Our first experiment looked at 3D models that are computed in real-time. This allows the user to seamlessly navigate through a virtual environment and activate a variety of interaction options. Therefore, Johan has designed a pavilion with a special focus on navigation within the VR environment. He describes this as „Virtual Architecture“, which is based purely on the requirements of a VR environment without primarily having the intention for construction in the real world. During the design process, Johan has constantly checked the pavilion for „VR capability“ using the Oculus Rift, thus finding the optimum proportion for each room.
However, the disadvantage of the representation of 3D models in real time is the (still) relatively weak computing power of mobile devices, which leads to a lower reality feeling. We published the results of this experiment in an app named „Shoukeijs VR„.

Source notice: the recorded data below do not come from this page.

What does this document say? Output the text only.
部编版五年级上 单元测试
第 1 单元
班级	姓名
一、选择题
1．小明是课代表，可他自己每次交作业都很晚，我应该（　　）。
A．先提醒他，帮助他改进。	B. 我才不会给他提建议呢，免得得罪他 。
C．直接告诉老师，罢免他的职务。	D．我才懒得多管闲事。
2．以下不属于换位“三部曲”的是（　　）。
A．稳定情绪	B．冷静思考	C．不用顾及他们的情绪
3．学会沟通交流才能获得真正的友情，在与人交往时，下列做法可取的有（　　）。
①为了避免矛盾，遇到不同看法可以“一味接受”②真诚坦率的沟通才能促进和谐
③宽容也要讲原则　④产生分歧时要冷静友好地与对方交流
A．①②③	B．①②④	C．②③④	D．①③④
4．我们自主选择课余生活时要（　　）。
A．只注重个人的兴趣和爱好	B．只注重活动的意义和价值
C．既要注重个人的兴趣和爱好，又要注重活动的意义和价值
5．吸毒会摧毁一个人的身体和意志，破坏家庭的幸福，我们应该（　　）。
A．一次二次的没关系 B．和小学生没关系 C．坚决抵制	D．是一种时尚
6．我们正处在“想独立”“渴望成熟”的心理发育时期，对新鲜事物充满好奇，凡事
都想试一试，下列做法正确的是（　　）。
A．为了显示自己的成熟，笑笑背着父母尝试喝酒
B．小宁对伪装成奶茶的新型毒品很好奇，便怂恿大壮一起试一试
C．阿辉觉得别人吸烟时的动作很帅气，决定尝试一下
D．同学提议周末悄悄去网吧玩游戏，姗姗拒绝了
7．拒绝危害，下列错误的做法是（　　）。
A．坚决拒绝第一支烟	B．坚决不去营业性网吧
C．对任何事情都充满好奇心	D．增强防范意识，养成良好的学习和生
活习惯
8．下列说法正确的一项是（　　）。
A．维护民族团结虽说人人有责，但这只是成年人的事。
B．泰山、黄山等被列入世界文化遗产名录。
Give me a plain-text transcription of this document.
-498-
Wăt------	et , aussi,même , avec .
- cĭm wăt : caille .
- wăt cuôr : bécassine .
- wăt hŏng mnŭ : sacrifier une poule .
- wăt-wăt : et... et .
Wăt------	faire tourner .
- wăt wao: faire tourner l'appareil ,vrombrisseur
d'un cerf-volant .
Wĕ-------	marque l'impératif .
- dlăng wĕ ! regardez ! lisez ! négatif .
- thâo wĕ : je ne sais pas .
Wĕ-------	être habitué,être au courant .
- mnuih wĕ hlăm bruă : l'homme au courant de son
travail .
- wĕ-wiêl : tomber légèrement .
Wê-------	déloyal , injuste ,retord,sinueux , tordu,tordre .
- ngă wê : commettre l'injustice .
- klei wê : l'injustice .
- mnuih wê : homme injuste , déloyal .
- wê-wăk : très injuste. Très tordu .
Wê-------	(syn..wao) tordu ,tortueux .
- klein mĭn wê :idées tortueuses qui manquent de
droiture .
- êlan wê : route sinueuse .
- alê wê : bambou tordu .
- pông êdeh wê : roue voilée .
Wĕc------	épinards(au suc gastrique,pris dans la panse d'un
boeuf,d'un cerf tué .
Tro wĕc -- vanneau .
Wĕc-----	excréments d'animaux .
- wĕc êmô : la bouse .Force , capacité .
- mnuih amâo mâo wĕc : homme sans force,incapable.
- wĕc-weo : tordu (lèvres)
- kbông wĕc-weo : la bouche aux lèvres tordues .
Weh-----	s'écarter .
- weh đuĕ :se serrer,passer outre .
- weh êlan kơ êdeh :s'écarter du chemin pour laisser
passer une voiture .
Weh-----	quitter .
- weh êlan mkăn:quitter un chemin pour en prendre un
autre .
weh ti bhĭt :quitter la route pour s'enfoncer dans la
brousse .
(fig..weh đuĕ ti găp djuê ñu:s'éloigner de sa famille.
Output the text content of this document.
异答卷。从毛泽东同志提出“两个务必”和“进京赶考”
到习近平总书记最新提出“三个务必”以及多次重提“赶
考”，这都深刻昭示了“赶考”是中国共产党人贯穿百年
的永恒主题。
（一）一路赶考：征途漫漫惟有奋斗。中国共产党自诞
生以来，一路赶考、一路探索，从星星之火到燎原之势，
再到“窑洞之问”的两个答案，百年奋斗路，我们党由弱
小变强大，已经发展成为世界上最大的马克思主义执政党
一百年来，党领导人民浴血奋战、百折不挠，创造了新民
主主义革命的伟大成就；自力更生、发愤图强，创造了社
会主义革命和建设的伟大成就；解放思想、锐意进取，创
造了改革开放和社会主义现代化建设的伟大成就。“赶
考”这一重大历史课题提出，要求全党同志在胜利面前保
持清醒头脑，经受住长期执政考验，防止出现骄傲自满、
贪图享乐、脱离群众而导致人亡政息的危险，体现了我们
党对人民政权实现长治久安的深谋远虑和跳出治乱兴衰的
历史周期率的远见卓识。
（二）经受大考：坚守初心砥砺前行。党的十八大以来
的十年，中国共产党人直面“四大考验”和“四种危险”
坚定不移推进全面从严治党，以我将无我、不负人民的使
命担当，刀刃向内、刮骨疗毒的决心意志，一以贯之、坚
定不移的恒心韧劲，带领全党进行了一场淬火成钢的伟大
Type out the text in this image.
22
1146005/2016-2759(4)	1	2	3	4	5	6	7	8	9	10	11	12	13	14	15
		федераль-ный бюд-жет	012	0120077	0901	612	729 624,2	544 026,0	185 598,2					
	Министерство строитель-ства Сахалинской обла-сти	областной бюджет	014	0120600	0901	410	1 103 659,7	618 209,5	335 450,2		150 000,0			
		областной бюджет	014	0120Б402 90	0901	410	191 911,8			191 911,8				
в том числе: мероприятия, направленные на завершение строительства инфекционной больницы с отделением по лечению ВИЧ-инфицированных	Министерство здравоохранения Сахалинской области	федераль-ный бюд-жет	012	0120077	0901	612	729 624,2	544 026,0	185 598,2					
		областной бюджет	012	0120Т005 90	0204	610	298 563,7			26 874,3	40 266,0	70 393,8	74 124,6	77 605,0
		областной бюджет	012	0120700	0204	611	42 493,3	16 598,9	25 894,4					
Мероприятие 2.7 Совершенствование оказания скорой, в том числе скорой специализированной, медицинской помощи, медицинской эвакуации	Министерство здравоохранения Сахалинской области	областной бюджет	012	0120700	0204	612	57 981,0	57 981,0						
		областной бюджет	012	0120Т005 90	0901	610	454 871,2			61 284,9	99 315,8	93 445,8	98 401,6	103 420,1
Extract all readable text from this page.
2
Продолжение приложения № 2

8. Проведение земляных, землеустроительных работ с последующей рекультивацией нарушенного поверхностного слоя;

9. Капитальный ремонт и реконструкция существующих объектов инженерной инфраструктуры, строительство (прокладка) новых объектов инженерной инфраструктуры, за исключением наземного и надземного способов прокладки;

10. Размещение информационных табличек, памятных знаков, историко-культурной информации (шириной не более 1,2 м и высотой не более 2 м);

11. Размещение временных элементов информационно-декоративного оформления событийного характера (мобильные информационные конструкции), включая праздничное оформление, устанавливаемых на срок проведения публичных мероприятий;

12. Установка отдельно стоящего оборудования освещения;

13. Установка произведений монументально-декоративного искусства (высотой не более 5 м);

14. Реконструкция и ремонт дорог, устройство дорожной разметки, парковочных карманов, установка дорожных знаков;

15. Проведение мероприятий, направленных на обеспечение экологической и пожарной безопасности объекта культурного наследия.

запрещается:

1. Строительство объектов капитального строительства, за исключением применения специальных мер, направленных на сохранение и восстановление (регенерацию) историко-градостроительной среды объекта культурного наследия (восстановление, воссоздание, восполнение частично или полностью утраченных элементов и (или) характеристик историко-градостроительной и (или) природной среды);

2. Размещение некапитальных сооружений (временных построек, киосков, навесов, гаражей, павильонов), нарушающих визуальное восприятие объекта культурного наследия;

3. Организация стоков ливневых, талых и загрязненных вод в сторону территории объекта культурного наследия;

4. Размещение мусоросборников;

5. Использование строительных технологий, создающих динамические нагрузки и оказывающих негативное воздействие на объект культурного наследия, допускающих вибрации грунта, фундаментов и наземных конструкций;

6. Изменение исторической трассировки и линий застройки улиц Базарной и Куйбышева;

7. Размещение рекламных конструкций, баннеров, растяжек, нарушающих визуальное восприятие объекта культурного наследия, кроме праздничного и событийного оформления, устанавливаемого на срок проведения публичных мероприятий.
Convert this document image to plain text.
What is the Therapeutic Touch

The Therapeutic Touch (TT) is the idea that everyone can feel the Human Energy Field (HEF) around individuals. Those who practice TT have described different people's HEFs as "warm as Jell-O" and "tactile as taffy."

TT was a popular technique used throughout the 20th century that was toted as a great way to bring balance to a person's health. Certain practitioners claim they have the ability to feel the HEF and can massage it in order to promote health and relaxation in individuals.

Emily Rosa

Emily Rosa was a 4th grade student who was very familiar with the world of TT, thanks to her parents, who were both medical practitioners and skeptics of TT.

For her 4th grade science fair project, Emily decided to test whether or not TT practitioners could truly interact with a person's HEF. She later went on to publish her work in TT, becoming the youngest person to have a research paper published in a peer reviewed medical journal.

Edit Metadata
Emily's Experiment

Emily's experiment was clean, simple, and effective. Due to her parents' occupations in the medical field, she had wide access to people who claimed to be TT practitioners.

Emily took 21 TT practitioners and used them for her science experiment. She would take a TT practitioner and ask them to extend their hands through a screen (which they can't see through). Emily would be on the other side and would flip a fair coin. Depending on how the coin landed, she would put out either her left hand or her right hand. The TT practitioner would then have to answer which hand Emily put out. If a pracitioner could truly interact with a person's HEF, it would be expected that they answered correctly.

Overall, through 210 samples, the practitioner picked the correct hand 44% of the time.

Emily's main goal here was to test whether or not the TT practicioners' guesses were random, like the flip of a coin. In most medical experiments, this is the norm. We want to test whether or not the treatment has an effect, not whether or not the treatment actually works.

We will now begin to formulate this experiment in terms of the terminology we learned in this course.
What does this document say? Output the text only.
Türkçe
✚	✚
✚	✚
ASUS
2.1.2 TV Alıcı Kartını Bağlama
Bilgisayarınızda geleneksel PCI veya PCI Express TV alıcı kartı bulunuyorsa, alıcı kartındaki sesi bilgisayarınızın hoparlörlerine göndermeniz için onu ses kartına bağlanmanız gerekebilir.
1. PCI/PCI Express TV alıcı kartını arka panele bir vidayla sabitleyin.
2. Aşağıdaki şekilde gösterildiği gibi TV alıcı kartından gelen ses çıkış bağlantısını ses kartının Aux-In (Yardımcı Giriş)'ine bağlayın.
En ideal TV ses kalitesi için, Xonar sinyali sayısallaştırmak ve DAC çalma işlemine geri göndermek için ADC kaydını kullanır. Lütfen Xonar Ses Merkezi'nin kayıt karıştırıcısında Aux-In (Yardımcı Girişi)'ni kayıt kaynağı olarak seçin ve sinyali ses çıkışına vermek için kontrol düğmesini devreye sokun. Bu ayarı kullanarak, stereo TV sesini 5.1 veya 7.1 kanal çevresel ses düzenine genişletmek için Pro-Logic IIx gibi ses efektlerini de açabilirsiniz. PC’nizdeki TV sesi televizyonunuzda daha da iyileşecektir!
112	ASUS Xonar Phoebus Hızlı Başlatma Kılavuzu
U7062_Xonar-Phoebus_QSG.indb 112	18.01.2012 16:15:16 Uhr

In a second approach, we used high-resolution still-renderings and developed workflows to enrich these 360° renderings with interactive elements, so we were able to set up very realistic environments. We only had to cope with some limitations according the movement in the VR environment. The app „VR ArchViz Pavillon“ demonstrates this approach.
With this method – the use of still-renderings – we achieved the most convincing results on a Samsung Galaxy S6 in combination with the Samsung Gear VR headset. It can even stand comparison with computer-assisted real-time solutions such as the Oculus Rift.
We directly share our experiences and the results of these experiments with our customers in order to show them the latest technologies and new ways of presentation.
At the moment, we pay particular attention to augmented and mixed-reality technologies, and we are working on concepts how to implement these techniques in practical applications for the use in daily work and in the field of marketing.